Geometry of non-Gaussianity in transient non-attractor inflation

Inflationary models predicting abundant primordial black holes (PBHs) and large amplitude of scalar-induced gravitational waves (SIGWs) often rely on amplified fluctuations over limited scales, typically driven by phase transitions, particle production, or departures from slow-roll evolution. While the power spectrum of these models has been extensively studied, higher-order correlations are much less understood. Motivated by the complex physics involved and the fact that PBH and SIGW formation are both sensitive to non-linearities, we present a detailed study of the bispectrum as the leading non-linear effect in these scenarios. We refer to the scale- and shape-dependence of the bispectrum collectively as its geometry; and define a scale-dependent shape correlator to disentangle the two dependencies. Generally, we find that for the scales most affected by phase transitions and particle production (including the power spectrum peak), the bispectrum is strongest near the equilateral configuration, while non-attractor phases tend to produce correlations near the squeezed configuration. We further propose a simplified bispectrum estimator, resembling local-type non-Gaussianity but with scale-dependent amplitude, that captures the main features of the full bispectrum. As an implication of our results, we show that incorporating the bispectrum significantly broadens the range of scales with a substantial probability of large smoothed density contrasts compared to linear analysis. This suggests that non-linearities can alter not only PBH abundance and SIGW amplitude but also their mass and frequency spectra. In particular, and in contrast with the usual assumption, our results hint that the second-highest peak of the power spectrum may produce more PBHs than the highest peak.

💡 Research Summary

This paper conducts a comprehensive analysis of the geometry of non-Gaussianity in transient non-attractor inflation models, which are prime candidates for generating abundant primordial black holes (PBHs) and scalar-induced gravitational waves (SIGWs). Recognizing that the formation of both PBHs and SIGWs is sensitive to non-linearities, the study focuses on the bispectrum as the leading non-linear effect, moving beyond the extensively studied power spectrum.
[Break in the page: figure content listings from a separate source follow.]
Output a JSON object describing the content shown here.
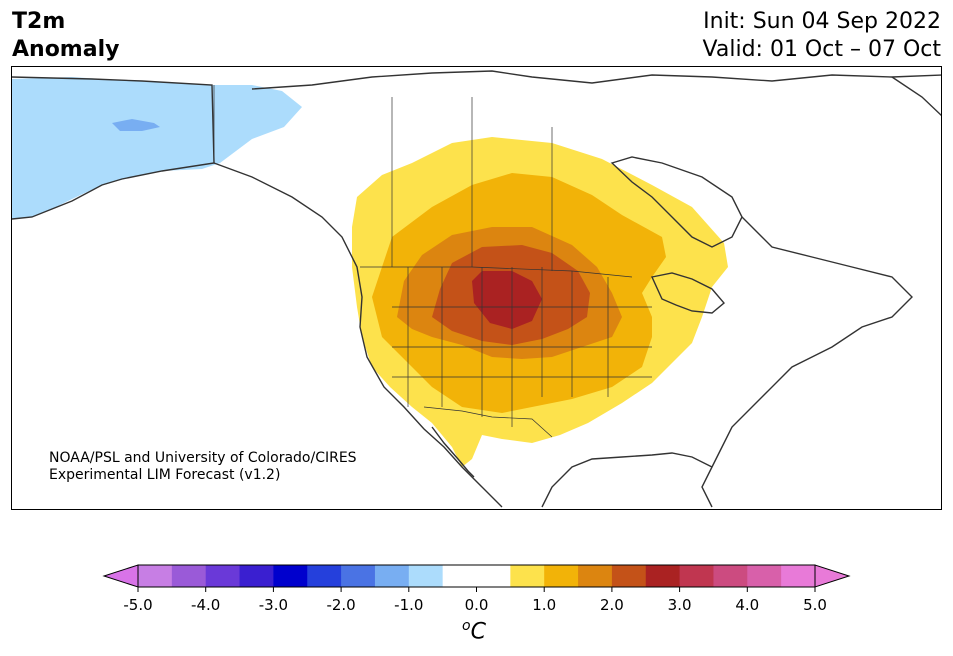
{
  "header": {
    "title_line1": "T2m",
    "title_line2": "Anomaly",
    "init": "Init: Sun 04 Sep 2022",
    "valid": "Valid: 01 Oct – 07 Oct"
  },
  "credit": {
    "line1": "NOAA/PSL and University of Colorado/CIRES",
    "line2": "Experimental LIM Forecast (v1.2)"
  },
  "colorbar": {
    "unit_base": "C",
    "unit_sup": "o",
    "tick_labels": [
      "-5.0",
      "-4.0",
      "-3.0",
      "-2.0",
      "-1.0",
      "0.0",
      "1.0",
      "2.0",
      "3.0",
      "4.0",
      "5.0"
    ],
    "colors": [
      "#c77ee4",
      "#9a5ad8",
      "#6a39d8",
      "#3a1fd0",
      "#0000cd",
      "#2540dc",
      "#4a73e4",
      "#78aef2",
      "#acdcfc",
      "#ffffff",
      "#ffffff",
      "#fde24c",
      "#f2b308",
      "#dc8510",
      "#c45218",
      "#aa2222",
      "#c03650",
      "#cc4b80",
      "#d860aa",
      "#e87ad8"
    ],
    "under_color": "#d873e8",
    "over_color": "#e87ad8"
  },
  "map": {
    "region": "North America",
    "anomaly_colors": {
      "cold_light": "#acdcfc",
      "cold_mid": "#78aef2",
      "warm_1": "#fde24c",
      "warm_2": "#f2b308",
      "warm_3": "#dc8510",
      "warm_4": "#c45218",
      "warm_5": "#aa2222"
    }
  }
}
The authors introduce the concept of “geometry” to collectively describe the scale- and shape-dependence of the bispectrum. To disentangle these dependencies, they define a novel scale-dependent shape correlator. This tool quantitatively measures the similarity between a given bispectrum and standard templates (local, equilateral, folded) at specific comoving scales, allowing for a systematic analysis of how the bispectrum’s configuration preference changes with scale.
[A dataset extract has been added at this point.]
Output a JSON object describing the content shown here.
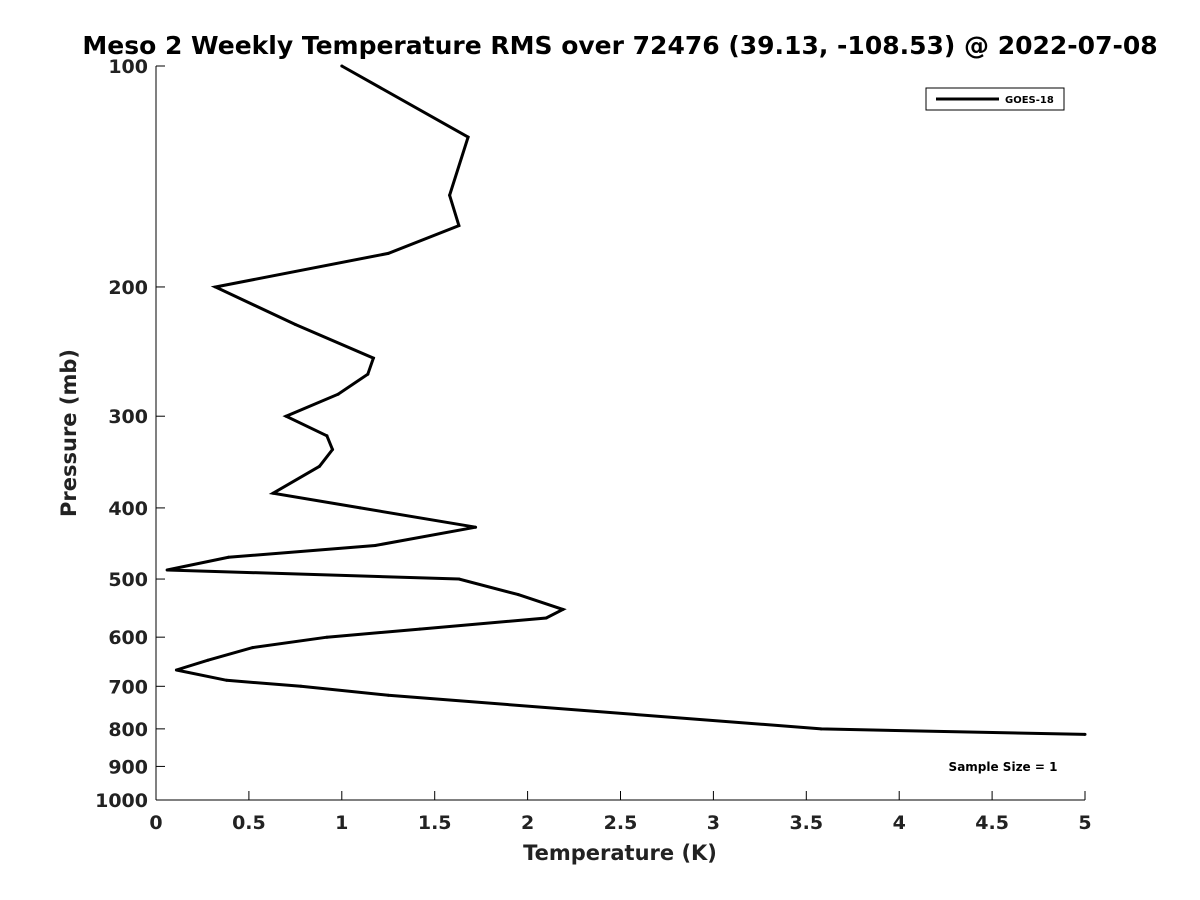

The core findings are derived from analytical and numerical investigations of several motivated models, with a detailed focus on a transient ultra-slow-roll (USR) scenario. The analysis reveals a clear dichotomy:

1. For scales most affected by mechanisms like phase transitions or particle production (including the peak of the power spectrum), the bispectrum is strongest near the equilateral configuration.
2. In contrast, non-attractor phases (like USR) tend to produce correlations strongest near the squeezed configuration.
3. The folded configuration is found to be unlikely to be significant in these models.

Given the complexity of the full bispectrum, the authors propose a simplified estimator, termed a “local-like” bispectrum. This estimator resembles the local-type non-Gaussianity template but incorporates two key modifications: it includes the scale-dependence of the power spectrum, and it allows the amplitude of non-Gaussianity (f_NL) itself to be a function of scale, calculated from the full bispectrum. This estimator effectively captures the main features of the full calculation while being simpler to apply.
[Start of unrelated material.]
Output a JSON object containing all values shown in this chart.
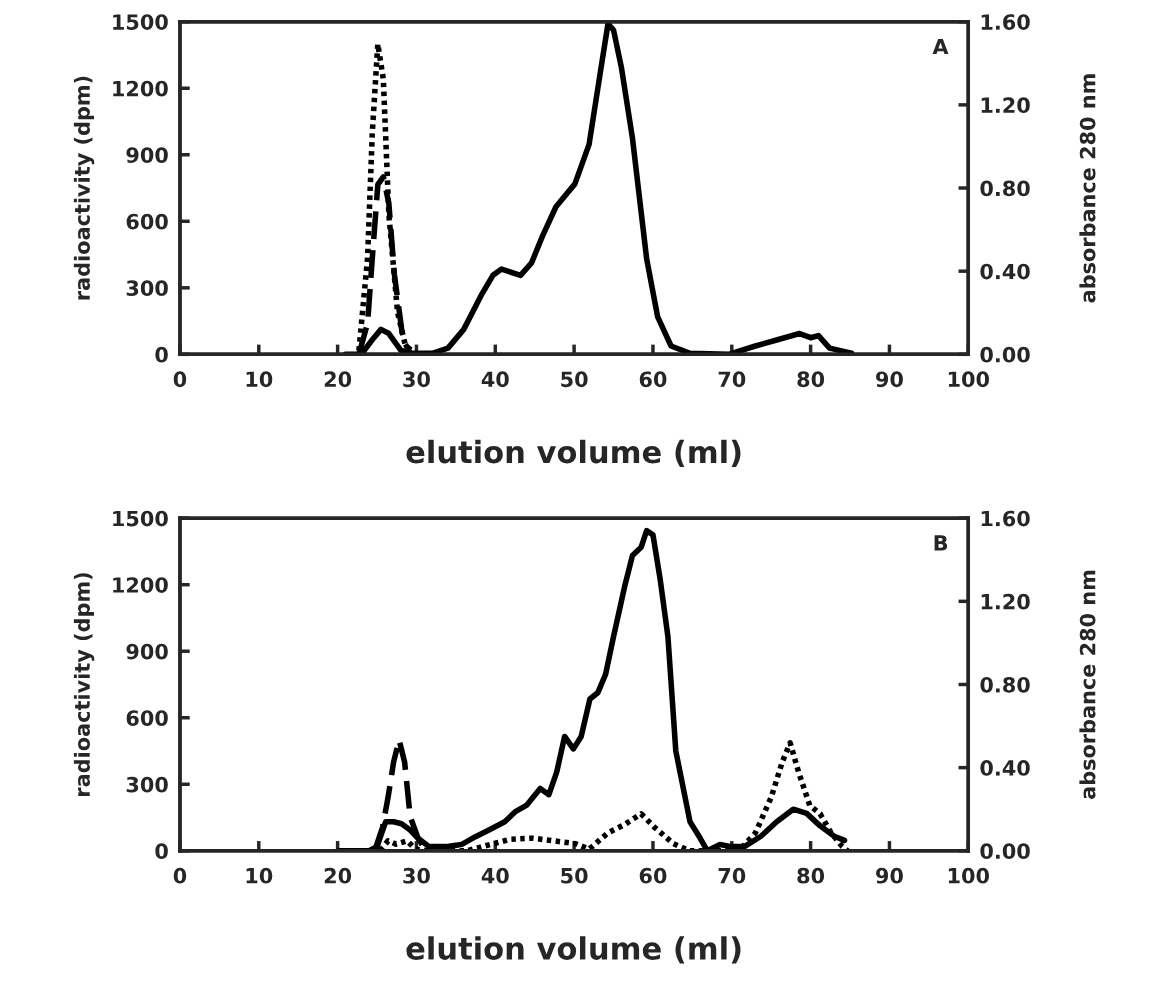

The cosmological implications are significant. Incorporating the bispectrum significantly broadens the range of scales with a substantial probability of producing large smoothed density contrasts compared to a linear (power spectrum only) analysis. This suggests that non-linearities can alter not only the abundance of PBHs and the amplitude of SIGWs but also their mass and frequency spectra. A particularly noteworthy result hints that the second-highest peak of the power spectrum may end up producing more PBHs than the highest peak, challenging the usual assumption that the peak scale of the power spectrum directly dictates the dominant PBH mass. This implies that non-Gaussian effects could reshape predictions for PBH and SIGW observables.

In conclusion, the work demonstrates that the bispectrum in transient non-attractor models possesses a rich and scale-dependent geometry that cannot be fully captured by a simple local-type ansatz. Properly accounting for this geometry is crucial for accurate predictions of PBH and SIGW signatures, potentially revising their expected mass and frequency distributions.